Italy invests in clean energy to establish itself as a European energy hub
In addition to gas and LNG, the Italy government is investing in clean energy to become energy independent and Europe’s energy hub.
On September 25, Prime Minister Giorgia Meloni (Brothers of Italy/Ecr) told the public that she wants to make Italy, particularly the south, an “energy hub of Europe” by investing in “structural solutions” to achieve primarily complete energy independence.
“We could make the South the energy supply hub of Europe with a little intelligence and well-spent resources,” she said, adding that gas pipelines “and then renewables” were on the table.
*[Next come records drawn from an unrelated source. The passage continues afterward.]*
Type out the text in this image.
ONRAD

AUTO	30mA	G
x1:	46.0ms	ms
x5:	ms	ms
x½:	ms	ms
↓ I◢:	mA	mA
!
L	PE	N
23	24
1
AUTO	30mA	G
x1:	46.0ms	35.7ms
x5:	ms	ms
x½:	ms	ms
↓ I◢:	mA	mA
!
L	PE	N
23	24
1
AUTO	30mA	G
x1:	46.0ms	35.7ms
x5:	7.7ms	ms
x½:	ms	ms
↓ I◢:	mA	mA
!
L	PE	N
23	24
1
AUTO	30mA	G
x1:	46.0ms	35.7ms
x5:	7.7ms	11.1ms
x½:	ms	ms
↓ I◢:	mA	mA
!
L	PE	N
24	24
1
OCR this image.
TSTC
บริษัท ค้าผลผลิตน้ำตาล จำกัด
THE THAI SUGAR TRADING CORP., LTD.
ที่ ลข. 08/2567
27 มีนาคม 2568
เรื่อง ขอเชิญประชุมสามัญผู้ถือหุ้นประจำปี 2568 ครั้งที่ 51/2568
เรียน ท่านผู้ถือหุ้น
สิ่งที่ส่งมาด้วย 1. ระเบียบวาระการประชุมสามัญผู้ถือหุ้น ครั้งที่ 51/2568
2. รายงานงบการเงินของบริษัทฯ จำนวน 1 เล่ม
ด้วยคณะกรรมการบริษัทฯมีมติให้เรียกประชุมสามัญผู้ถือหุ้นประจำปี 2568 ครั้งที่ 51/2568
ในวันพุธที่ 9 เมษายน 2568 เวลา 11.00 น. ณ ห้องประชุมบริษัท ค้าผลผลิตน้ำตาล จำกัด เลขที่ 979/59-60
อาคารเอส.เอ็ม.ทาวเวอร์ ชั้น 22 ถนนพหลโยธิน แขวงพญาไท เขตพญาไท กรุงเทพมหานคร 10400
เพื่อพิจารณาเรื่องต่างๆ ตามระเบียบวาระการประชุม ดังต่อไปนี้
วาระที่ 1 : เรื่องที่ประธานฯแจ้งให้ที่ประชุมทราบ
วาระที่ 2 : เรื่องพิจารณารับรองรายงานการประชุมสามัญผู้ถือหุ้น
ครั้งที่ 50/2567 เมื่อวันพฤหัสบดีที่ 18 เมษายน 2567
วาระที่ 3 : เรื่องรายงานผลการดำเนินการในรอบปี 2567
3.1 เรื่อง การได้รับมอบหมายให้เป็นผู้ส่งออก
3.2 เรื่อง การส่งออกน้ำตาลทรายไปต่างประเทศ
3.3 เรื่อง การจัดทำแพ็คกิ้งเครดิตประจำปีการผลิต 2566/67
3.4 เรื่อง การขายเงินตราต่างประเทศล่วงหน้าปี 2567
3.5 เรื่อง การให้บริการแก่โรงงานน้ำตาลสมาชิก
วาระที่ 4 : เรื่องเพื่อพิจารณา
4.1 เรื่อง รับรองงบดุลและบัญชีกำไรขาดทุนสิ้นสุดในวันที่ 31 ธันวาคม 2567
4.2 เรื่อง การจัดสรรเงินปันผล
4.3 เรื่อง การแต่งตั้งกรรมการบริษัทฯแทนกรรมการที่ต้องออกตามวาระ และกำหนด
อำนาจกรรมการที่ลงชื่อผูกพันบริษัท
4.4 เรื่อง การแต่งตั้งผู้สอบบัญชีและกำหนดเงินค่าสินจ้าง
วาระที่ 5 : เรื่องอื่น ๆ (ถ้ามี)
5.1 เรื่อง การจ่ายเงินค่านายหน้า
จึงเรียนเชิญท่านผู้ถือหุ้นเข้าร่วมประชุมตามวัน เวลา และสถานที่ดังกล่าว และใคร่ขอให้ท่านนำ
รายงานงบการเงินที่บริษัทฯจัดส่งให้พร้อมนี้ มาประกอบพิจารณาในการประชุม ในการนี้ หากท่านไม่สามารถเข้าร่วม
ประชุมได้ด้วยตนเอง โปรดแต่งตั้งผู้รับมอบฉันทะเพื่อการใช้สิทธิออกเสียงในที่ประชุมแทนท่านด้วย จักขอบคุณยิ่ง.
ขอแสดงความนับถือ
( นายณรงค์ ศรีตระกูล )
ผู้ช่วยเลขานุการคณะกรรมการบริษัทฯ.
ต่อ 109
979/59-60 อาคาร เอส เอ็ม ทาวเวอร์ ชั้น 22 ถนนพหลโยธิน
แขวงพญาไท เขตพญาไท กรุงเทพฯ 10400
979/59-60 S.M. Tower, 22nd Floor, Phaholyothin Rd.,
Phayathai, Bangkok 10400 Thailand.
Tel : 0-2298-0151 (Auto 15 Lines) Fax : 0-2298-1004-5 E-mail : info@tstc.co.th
“Renewable energy will boom next year,” said Gianni Silvestrini, the Kyoto Club’s scientific director, to EURACTIV Italy on Tuesday. “We will have approximately 3000 megawatts more this year; the results are coming.” “Every year, we must operate and generate between 7000 and 8000 megawatts of clean energy,” he stated.
The Italian government approved the favorable environmental compatibility of eight projects for power implants powered by renewable energy sources, totaling 314 megawatts, on October 5.
According to Silvestrini, many more are being considered for solar energy, a priority in Italy, and wind and geothermal energy.
“Innovative solutions exist today, thanks to new technologies, that will facilitate the transition to renewable energy,” Silvestrini explained.
Italy’s share of renewable energy was around 38% from 2014 to 2021, but due to the drought and subsequent collapse of hydroelectric power production, the percentage will fall this year.
However, if the roadmap initiated by the Draghi government and now in the hands of the Meloni government is followed, “it will grow exponentially” in the “coming years.”
To meet Europe’s climate targets of zero emissions by 2050 and achieve independence from foreign, particularly Russian, gas, Italy will need to expand its renewable energy sector significantly.
Aside from its own energy needs, the Italian government aspires to be an energy hub for Europe, exporting energy to other member countries and beyond.
“Within the next decade, Italy will have a large production of clean energy, and it will be necessary to engage in energy exchanges with other European countries,” Silvestrini explained, adding that Italy will be able to export and import as needed based on the seasons and amount of energy produced.